「お前はな、余計なお節介のせいで身を滅ぼすんだよ。」
その言葉とともに、俺は上司から解雇通知を突きつけられていた。29歳の俺、藤原琢磨は、大手設備関連企業の地方支社で営業をしている。目立たないが真面目に働くタイプで、取引先からの信頼は厚い。だが、営業部を束ねる新島部長には、どうしても目の敵にされていた。
新島部長は、いわゆる「嫌われるリーダー」だ。権力を振りかざし、気に入らない社員を容赦なく怒鳴りつける。俺も同僚も、部長の機嫌を損ねないように常に気を張っていた。
ある日、部長が営業事務の契約社員・吉田行子さんに、熱いお茶を浴びせた。吉田さんはシニア雇用で入社した、丁寧で頼りになる女性だ。部長は「とんでもないばあさんだ」と罵り、湯のみを投げつけたのだ。
「部長、やりすぎです。吉田さんに謝ってください。」
俺は思わず立ち上がり、部長の前に立っていた。自分でも驚くほど冷静に、お茶出しの強制がハラスメントにあたること、吉田さんへの暴言がセクハラになることを指摘した。
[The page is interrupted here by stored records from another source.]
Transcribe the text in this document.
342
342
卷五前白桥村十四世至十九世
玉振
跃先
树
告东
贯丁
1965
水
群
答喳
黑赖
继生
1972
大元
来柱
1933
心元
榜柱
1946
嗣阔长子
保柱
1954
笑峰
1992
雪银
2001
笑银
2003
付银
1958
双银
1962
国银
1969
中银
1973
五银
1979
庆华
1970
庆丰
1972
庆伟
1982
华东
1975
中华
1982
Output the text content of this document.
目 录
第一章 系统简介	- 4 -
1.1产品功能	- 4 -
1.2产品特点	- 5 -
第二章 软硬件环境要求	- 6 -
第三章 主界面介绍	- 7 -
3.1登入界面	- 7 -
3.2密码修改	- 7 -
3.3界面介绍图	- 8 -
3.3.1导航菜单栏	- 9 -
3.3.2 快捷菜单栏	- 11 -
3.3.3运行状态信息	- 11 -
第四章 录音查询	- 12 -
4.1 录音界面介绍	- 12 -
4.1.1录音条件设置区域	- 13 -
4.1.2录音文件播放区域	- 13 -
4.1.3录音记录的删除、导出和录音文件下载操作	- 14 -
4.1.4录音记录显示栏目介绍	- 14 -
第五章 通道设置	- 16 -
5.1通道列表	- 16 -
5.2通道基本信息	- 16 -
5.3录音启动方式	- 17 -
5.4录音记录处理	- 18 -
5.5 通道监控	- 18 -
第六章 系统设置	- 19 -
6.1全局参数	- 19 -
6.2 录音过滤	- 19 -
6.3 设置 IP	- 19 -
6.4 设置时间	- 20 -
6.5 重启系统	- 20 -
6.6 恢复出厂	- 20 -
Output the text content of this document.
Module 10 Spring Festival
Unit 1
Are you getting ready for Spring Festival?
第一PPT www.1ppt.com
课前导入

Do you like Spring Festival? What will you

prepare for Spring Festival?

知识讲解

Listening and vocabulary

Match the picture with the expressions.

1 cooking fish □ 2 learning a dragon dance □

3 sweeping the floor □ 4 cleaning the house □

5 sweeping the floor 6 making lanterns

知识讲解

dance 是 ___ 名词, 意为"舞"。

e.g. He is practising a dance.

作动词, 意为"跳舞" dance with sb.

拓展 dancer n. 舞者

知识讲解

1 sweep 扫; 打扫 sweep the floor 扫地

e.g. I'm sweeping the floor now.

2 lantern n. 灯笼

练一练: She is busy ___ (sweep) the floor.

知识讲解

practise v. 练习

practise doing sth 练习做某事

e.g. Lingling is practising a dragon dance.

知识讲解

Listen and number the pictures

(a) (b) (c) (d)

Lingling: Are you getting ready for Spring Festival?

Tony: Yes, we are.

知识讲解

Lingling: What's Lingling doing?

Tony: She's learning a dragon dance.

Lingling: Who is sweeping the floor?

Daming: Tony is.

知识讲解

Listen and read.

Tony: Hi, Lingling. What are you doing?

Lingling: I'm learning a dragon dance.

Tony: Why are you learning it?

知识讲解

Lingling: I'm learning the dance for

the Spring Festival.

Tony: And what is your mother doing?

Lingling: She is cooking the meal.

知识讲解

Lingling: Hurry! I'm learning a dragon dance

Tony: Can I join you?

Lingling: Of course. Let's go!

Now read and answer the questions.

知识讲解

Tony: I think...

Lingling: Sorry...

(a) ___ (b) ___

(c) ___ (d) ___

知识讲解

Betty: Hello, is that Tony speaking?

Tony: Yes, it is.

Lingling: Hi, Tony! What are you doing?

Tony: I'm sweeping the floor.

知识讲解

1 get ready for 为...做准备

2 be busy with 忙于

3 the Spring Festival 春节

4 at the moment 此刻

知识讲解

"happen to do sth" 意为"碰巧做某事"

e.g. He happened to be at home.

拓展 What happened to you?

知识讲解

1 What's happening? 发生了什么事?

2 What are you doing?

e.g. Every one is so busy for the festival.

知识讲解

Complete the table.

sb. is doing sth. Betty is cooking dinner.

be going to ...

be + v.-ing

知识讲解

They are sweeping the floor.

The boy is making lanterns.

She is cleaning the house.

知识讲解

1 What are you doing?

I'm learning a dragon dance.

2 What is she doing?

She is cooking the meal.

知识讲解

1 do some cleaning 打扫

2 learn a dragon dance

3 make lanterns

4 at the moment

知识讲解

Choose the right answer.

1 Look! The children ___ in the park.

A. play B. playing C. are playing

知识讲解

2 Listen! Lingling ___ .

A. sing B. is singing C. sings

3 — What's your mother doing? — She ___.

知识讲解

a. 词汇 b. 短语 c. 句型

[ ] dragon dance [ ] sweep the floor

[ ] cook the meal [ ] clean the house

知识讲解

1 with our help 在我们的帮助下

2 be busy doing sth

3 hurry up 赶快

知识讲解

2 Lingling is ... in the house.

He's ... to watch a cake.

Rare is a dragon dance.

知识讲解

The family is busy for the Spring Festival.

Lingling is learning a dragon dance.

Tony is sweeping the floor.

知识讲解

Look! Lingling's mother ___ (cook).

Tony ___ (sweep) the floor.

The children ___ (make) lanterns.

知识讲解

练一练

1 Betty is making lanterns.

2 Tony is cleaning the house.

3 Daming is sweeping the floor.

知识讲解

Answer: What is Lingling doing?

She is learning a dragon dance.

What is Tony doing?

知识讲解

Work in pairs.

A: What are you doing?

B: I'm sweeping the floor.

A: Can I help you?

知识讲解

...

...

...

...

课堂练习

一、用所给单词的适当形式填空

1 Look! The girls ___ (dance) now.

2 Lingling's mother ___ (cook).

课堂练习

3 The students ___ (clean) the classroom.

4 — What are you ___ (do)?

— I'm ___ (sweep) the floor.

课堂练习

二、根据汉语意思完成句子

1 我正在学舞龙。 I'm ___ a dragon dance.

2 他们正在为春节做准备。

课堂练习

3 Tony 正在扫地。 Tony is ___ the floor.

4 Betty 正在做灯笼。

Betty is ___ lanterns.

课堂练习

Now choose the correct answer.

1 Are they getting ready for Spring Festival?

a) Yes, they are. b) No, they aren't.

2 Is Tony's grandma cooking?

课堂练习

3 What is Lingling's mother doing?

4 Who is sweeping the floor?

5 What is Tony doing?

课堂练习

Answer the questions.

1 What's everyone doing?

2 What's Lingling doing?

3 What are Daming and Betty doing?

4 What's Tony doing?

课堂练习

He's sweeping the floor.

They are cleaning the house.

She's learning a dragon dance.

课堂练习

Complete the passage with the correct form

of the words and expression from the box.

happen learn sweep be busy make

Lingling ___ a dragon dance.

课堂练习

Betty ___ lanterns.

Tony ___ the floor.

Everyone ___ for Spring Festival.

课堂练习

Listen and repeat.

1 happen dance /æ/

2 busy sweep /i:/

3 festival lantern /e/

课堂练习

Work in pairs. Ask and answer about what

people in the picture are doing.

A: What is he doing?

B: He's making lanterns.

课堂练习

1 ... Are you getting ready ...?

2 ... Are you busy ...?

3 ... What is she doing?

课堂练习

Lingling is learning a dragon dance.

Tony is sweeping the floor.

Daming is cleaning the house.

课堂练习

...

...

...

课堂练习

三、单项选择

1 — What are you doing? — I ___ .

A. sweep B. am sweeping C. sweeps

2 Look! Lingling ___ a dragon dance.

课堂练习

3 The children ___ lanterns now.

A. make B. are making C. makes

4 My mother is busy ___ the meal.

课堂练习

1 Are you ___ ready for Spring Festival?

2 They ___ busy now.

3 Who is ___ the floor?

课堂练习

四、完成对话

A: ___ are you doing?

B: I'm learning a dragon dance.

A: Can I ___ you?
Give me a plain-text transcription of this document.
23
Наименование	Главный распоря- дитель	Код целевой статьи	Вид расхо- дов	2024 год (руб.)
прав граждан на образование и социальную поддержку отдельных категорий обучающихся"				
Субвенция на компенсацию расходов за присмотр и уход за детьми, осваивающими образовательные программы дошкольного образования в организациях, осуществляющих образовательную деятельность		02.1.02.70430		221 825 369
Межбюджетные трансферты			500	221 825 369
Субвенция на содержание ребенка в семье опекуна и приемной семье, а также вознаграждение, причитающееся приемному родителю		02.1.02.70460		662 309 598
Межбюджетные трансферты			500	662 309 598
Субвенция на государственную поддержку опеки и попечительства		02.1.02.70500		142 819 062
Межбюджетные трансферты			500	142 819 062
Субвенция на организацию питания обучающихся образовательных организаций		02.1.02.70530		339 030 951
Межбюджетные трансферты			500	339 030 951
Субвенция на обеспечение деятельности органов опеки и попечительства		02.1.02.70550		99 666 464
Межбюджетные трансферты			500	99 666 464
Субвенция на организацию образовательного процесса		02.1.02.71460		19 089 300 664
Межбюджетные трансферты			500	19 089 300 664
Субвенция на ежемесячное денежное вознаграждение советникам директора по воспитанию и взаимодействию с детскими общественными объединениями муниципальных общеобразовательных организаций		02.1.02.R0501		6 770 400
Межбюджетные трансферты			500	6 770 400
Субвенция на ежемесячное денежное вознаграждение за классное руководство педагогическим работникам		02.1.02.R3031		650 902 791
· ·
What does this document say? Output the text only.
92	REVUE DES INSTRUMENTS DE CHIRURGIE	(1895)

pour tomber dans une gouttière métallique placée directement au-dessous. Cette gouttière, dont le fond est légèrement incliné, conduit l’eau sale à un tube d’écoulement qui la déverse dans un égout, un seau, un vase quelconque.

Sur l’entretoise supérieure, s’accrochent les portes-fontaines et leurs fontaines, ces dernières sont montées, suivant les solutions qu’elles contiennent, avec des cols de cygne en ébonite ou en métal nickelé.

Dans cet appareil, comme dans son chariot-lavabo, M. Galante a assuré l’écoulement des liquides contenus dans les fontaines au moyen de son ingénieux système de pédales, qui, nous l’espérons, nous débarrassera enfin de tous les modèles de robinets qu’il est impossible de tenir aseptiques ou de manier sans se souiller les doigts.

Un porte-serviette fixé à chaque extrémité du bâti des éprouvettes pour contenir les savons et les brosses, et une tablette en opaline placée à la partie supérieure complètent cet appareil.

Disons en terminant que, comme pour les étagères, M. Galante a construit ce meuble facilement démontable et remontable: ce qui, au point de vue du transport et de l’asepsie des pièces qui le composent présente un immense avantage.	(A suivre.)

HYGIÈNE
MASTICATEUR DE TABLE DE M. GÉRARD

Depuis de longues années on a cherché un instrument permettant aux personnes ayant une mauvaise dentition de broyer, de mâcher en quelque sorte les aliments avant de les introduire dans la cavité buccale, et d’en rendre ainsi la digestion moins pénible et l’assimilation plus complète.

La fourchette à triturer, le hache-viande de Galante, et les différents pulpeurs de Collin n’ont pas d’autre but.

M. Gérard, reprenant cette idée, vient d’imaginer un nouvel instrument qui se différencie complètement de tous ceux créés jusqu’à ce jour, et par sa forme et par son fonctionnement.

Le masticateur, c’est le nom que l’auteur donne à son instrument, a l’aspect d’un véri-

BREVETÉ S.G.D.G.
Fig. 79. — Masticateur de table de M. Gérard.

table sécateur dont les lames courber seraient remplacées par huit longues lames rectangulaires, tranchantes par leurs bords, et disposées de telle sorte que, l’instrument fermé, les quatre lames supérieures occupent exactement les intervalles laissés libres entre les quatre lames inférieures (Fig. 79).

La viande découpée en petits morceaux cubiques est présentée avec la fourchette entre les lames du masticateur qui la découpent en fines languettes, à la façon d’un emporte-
部長は一瞬黙り込んだが、周囲の同僚たちが立ち上がり、冷たい目で部長を見つめていた。部長は「ふざけんじゃねえよ」とだけ言い残し、その場を去った。
翌朝、部長は朝礼でいきなり俺を呼びつけた。
「お前は今日で首だ。荷物をまとめて出ていけ。」
解雇理由は「昨日の件で営業部の秩序を乱した」というものだった。俺は呆然としながらも、荷物をまとめ、引き継ぎを始めた。
吉田さんは青い顔で謝ってきた。
「私のせいで、本当に申し訳ない。」
「大丈夫です。僕のことは自分で考えますから。」
俺は作り笑いを浮かべ、その日をやり過ごした。
退社時間になり、荷物を抱えて廊下に出たとき、一人の男性が駆け寄ってきた。
「君が藤原君か。君はやめなくていい。こんなことでやめないでくれ。」
それは本社の高橋社長だった。社長は新島部長を詰め寄り、解雇通知を偽装したのかと問い詰めた。部長は汗を拭いながら言い訳を繰り返すが、社長は聞く耳を持たない。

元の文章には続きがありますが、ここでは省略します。